Figures, Diagrams, Illustrations, and Graphs
Are the axes properly labeled? Are results shown with error bars, so that conclusions are statistically significant?
All of the figures and tables are easy to read and are clear.
Clarity
Is the paper well written?
The paper is well written. It goes into great technical length about the attributes of the model as well as how the model operates via an ablation study.
Relevant Work
Mark relevant work for review
The following relevant work can be found in the Citations section of this article.
- N. Dalal and B. Triggs. Histograms of oriented gradients for human detection. In CVPR, 2005.
- B. Alexe, T. Deselaers, and V. Ferrari. Measuring the objectness of image windows. TPAMI, 2012.
- J. Uijlings, K. van de Sande, T. Gevers, and A. Smeulders. Selective search for object recognition. IJCV, 2013.
- I. Endres and D. Hoiem. Category independent object proposals. In ECCV, 2010.
- J. Carreira and C. Sminchisescu. CPMC: Automatic object segmentation using constrained parametric min-cuts. TPAMI, 2012.
- P. Arbel´aez, J. Pont-Tuset, J. Barron, F. Marques, and J. Malik. Multiscale combinatorial grouping. In CVPR, 2014.
- D. Cires¸an, A. Giusti, L. Gambardella, and J. Schmidhuber. Mitosis detection in breast cancer histology images with deep neural networks. In MICCAI, 2013.
Methodology
What methodology did the author’s use to validate their contributions?
The authors compared their model (R-CNN) with and without bounding boxes against the previous SOTA models. Additionally, they conducted an ablation study on their model to understand how it works internally.
Author Assumptions
What assumptions does the author(s) make? Are they justified assumptions?
The authors don’t seem to make any assumptions.
Correctness
Do the assumptions seem valid?
There were no assumptions that I could find.
Future Directions
My own proposed future directions for the work
I know that this work is the predecessor to many works that expand and improve upon the R-CNN algorithm presented here. Therefore, I’d like to read those papers.
Open Questions
What open questions do I have about the work?
What is the performance of other region proposal algorithms when used in the R-CNN architecture?
Author Feedback
What feedback would I give to the authors?
This is a solid paper. I appreciate the alibation study conducted to understand the model.
Summary
A summary of the paper
The paper Rich feature hierarchies for accurate object detection and semantic segmentation by Ross Girshick et al. [1] introduces and evaluates the Region Convolutional Neural Network (R-CNN) on variations of the PASCAL VOC dataset for both object classification and semantic segmentation. They compare this algorithm against previous SOTA models on that dataset as well. Additionally, they perform an alibation study on their R-CNN model to understand how it works.
R-CNN works by using an ensemble approach. First, a DL model identifies regions of interest of an image. These regions can number up into the tens of thousands. These regions are then warped to fit a 224 x 224 pixel image. From this new image, it is passed into a traditional CNN model for object detection or semantic segmentation.

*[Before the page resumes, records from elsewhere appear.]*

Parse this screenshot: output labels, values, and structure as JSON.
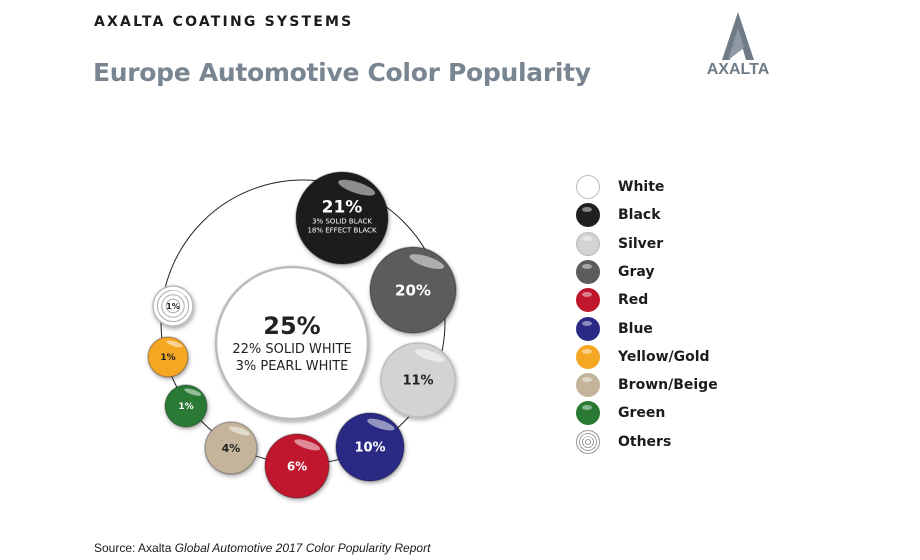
{
  "header": {
    "company": "AXALTA COATING SYSTEMS",
    "title": "Europe Automotive Color Popularity",
    "logo_text": "AXALTA"
  },
  "chart_data": {
    "type": "bubble",
    "title": "Europe Automotive Color Popularity",
    "unit": "%",
    "series": [
      {
        "name": "White",
        "value": 25,
        "label": "25%",
        "detail": [
          "22% SOLID WHITE",
          "3% PEARL WHITE"
        ],
        "color": "#ffffff"
      },
      {
        "name": "Black",
        "value": 21,
        "label": "21%",
        "detail": [
          "3% SOLID BLACK",
          "18% EFFECT BLACK"
        ],
        "color": "#1f1f1f"
      },
      {
        "name": "Gray",
        "value": 20,
        "label": "20%",
        "color": "#5b5c5e"
      },
      {
        "name": "Silver",
        "value": 11,
        "label": "11%",
        "color": "#d2d3d5"
      },
      {
        "name": "Blue",
        "value": 10,
        "label": "10%",
        "color": "#2a2a85"
      },
      {
        "name": "Red",
        "value": 6,
        "label": "6%",
        "color": "#c0172e"
      },
      {
        "name": "Brown/Beige",
        "value": 4,
        "label": "4%",
        "color": "#c4b49b"
      },
      {
        "name": "Green",
        "value": 1,
        "label": "1%",
        "color": "#2a7a34"
      },
      {
        "name": "Yellow/Gold",
        "value": 1,
        "label": "1%",
        "color": "#f5a623"
      },
      {
        "name": "Others",
        "value": 1,
        "label": "1%",
        "color": "#ffffff"
      }
    ]
  },
  "legend": {
    "items": [
      {
        "label": "White",
        "color": "#ffffff",
        "border": "#bcbcbc"
      },
      {
        "label": "Black",
        "color": "#1f1f1f",
        "border": "#1f1f1f"
      },
      {
        "label": "Silver",
        "color": "#d2d3d5",
        "border": "#b8b9bb"
      },
      {
        "label": "Gray",
        "color": "#5b5c5e",
        "border": "#5b5c5e"
      },
      {
        "label": "Red",
        "color": "#c0172e",
        "border": "#c0172e"
      },
      {
        "label": "Blue",
        "color": "#2a2a85",
        "border": "#2a2a85"
      },
      {
        "label": "Yellow/Gold",
        "color": "#f5a623",
        "border": "#f5a623"
      },
      {
        "label": "Brown/Beige",
        "color": "#c4b49b",
        "border": "#c4b49b"
      },
      {
        "label": "Green",
        "color": "#2a7a34",
        "border": "#2a7a34"
      },
      {
        "label": "Others",
        "color": "#ffffff",
        "border": "#999999"
      }
    ]
  },
  "footer": {
    "source_prefix": "Source: Axalta ",
    "source_title": "Global Automotive 2017 Color Popularity Report"
  }
}
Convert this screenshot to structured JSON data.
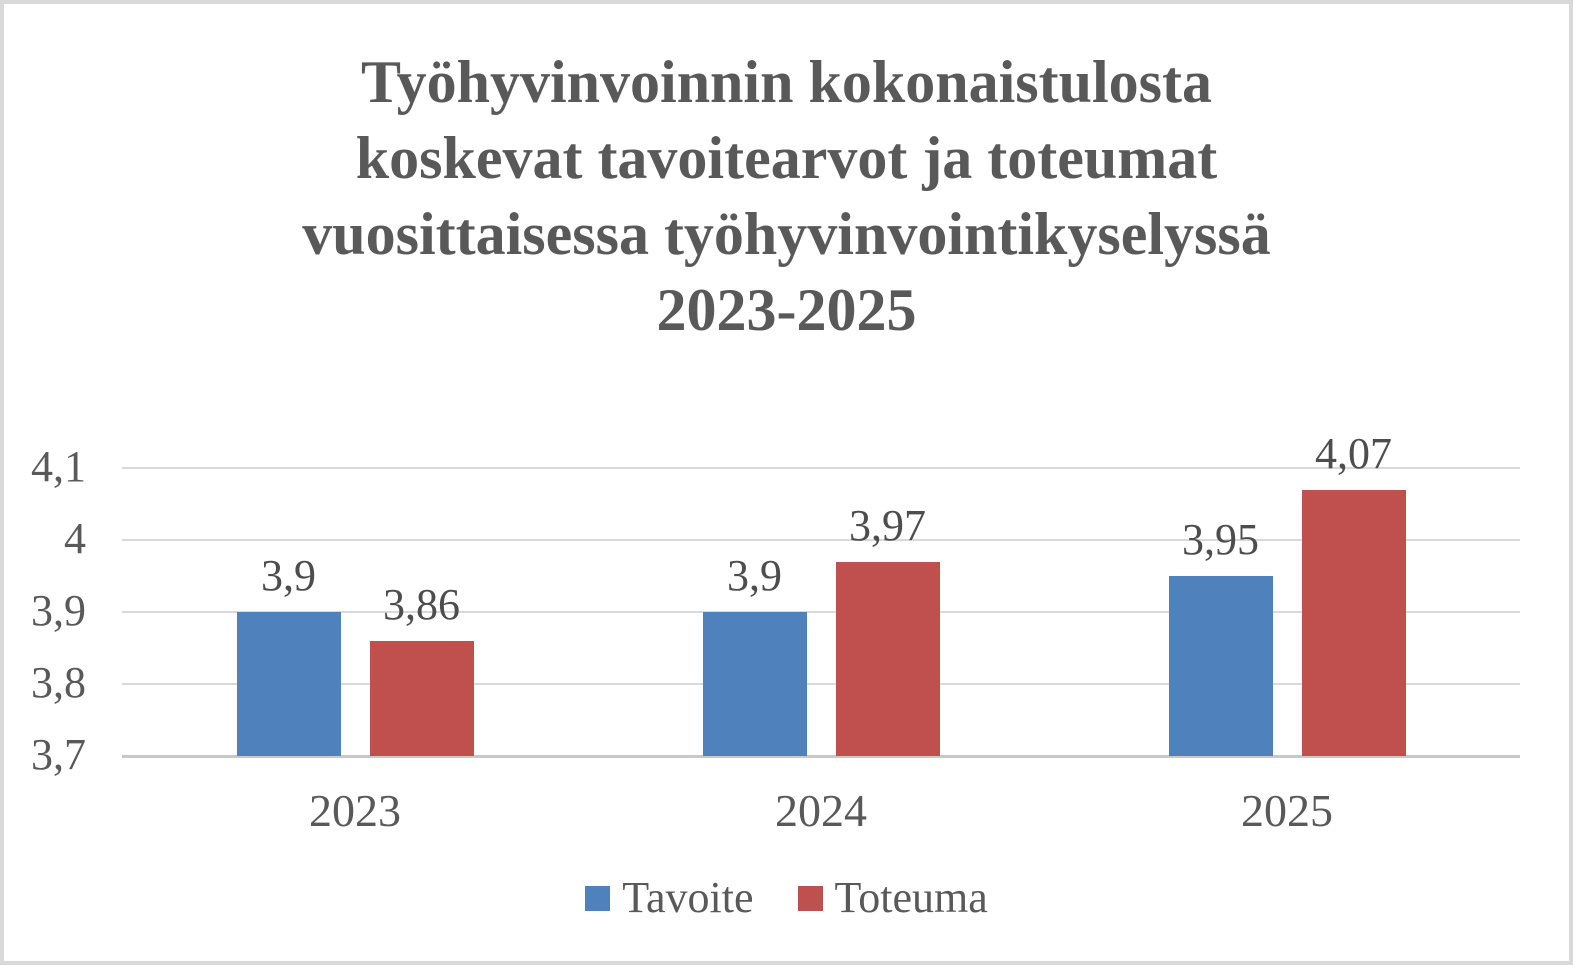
{
  "chart_data": {
    "type": "bar",
    "title": "Työhyvinvoinnin kokonaistulosta koskevat tavoitearvot ja toteumat vuosittaisessa työhyvinvointikyselyssä 2023-2025",
    "title_lines": [
      "Työhyvinvoinnin kokonaistulosta",
      "koskevat tavoitearvot ja toteumat",
      "vuosittaisessa työhyvinvointikyselyssä",
      "2023-2025"
    ],
    "categories": [
      "2023",
      "2024",
      "2025"
    ],
    "series": [
      {
        "name": "Tavoite",
        "color": "#4F81BD",
        "values": [
          3.9,
          3.9,
          3.95
        ],
        "labels": [
          "3,9",
          "3,9",
          "3,95"
        ]
      },
      {
        "name": "Toteuma",
        "color": "#C0504D",
        "values": [
          3.86,
          3.97,
          4.07
        ],
        "labels": [
          "3,86",
          "3,97",
          "4,07"
        ]
      }
    ],
    "yticks": [
      {
        "label": "4,1",
        "value": 4.1
      },
      {
        "label": "4",
        "value": 4.0
      },
      {
        "label": "3,9",
        "value": 3.9
      },
      {
        "label": "3,8",
        "value": 3.8
      },
      {
        "label": "3,7",
        "value": 3.7
      }
    ],
    "ylim": [
      3.7,
      4.1
    ],
    "xlabel": "",
    "ylabel": "",
    "grid": true,
    "legend_position": "bottom",
    "decimal_separator": ","
  },
  "colors": {
    "title_text": "#595959",
    "axis_text": "#595959",
    "data_label_text": "#4d4d4d",
    "gridline": "#d9d9d9",
    "baseline": "#c8c8c8",
    "frame_border": "#d9d9d9",
    "background": "#ffffff"
  }
}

By performing this region analysis first, the authors reduce the amount of data that the CNN needs to process, and therefore increases performance. Furthermore, the author’s pruned their R-CNN model and found that 94% of parameters could be dropped post-training.
Summarization Technique
This paper was summarized using a modified technique proposed by S. Keshav in his work How to Read a Paper [0].